Hold your elected officials accountable. Hold their feet to the fire and demand that they act to reduce those numbers. Don't accept platitudes and unfunded initiatives that give them political cover. Raise hell.
As for the offenders, take their keys away permanently. Devise a database that forbids anyone convicted of a traffic-related death from ever having a driver's license again, and legally barred from owning any motor vehicle - ever - not even a riding lawn mower. Confiscate and sell every motor vehicle they presently own with the money going to a victim’s fund. If someone commits a crime with a gun in hand, we remove all the guns from his residence. That’s safe and sensible. Why should it be any different for vehicles? If someone harms another human being with a car, take his cars away. Install traffic cameras at intersections. Aggressively enforce speed limits and red light running - for ALL classes of vehicles.

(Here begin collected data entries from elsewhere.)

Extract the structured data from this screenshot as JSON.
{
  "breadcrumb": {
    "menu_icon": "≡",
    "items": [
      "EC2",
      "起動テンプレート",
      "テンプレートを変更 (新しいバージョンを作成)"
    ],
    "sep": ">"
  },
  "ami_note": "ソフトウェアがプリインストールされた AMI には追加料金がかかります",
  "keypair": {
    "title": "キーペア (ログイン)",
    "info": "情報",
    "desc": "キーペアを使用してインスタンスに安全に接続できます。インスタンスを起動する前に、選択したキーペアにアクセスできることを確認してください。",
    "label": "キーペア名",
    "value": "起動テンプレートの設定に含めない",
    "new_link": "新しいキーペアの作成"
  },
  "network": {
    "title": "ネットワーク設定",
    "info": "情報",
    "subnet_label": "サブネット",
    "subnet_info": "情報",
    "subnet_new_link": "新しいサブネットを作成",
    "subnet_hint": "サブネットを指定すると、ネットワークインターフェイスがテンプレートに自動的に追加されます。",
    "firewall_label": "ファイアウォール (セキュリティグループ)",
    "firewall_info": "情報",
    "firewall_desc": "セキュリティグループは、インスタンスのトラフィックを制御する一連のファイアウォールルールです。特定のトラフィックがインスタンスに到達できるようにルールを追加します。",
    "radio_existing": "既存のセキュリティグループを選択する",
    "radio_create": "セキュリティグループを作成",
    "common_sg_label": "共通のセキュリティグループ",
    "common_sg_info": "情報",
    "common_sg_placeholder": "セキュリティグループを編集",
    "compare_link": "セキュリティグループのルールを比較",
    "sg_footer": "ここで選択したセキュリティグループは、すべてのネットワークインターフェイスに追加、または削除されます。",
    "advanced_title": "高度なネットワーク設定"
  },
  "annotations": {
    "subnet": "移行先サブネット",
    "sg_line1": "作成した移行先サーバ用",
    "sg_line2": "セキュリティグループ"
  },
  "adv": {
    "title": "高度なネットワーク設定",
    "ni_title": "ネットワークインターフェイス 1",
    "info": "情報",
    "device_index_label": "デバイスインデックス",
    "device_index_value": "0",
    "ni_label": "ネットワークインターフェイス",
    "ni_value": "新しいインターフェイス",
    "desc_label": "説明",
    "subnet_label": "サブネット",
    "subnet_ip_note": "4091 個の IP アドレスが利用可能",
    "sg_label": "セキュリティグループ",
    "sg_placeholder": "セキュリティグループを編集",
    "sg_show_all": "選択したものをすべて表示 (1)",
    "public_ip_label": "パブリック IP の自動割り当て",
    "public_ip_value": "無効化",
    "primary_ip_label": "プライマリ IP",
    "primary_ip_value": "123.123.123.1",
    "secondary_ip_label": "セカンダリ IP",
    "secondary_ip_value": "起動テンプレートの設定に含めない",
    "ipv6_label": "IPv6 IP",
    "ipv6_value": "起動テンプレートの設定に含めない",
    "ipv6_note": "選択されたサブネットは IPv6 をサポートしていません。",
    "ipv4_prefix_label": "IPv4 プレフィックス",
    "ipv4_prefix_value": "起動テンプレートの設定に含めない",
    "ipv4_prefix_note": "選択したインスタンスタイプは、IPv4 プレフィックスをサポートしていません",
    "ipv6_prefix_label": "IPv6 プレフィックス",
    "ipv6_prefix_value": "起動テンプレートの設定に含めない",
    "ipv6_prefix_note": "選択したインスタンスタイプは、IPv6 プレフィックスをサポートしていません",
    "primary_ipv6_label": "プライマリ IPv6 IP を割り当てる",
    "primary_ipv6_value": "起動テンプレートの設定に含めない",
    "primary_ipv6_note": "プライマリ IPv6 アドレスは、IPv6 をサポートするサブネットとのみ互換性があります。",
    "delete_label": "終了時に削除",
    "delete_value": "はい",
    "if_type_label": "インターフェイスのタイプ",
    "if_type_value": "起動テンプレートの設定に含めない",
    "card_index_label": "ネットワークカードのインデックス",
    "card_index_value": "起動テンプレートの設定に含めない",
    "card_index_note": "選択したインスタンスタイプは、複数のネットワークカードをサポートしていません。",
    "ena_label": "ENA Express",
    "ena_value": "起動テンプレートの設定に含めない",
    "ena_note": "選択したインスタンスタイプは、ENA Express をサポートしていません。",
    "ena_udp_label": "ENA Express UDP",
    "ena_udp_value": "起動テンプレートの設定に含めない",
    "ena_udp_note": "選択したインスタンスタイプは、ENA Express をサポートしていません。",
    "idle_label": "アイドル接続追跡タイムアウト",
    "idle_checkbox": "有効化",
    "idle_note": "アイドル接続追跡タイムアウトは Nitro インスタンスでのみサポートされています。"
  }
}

Let's stop the killing. Drive your car as if the other guy on the road is your brother. Drive your bike as if your Mom was in that overtaking car. And if anyone tries to tell you that a crash "was just an accident", tell them that those 43,000 American citizens died needlessly, and they’re our sons and daughters, husbands and wives, in short, our extended family, and it’s a disgrace that we accept their deaths so lightly.
3 Comments:
Santa finds the surveillance cams at the stop lights quite useful for impromptu performances with his guitar, dancing in the streets, spitting, and other juvenile acts of delinquency.
17 reported accidents with one fatality so far this year in Santa Cruz County, where I live. The one death was on a remote, windy, mountain road. The descending cyclist crossed the yellow line and hit a truck head on, according to the driver who hit the cyclist.
This article is very well written. I constantly remind people that crashes are not 'accidents'.
The real heartbreaker is all these neighbors (especially the elderly) who caution us to 'be careful out there'
when in fact what we need to be careful of is them.
In Portland I'm involved in a traffic safety action group working to create a vehicular homicide law (why isn't such a law already in existence?).
The reason red light cameras are often unpopular is because many of our elected officials regularly speed and drive recklessly back and forth to the capital. They don't want to get caught with a ticket.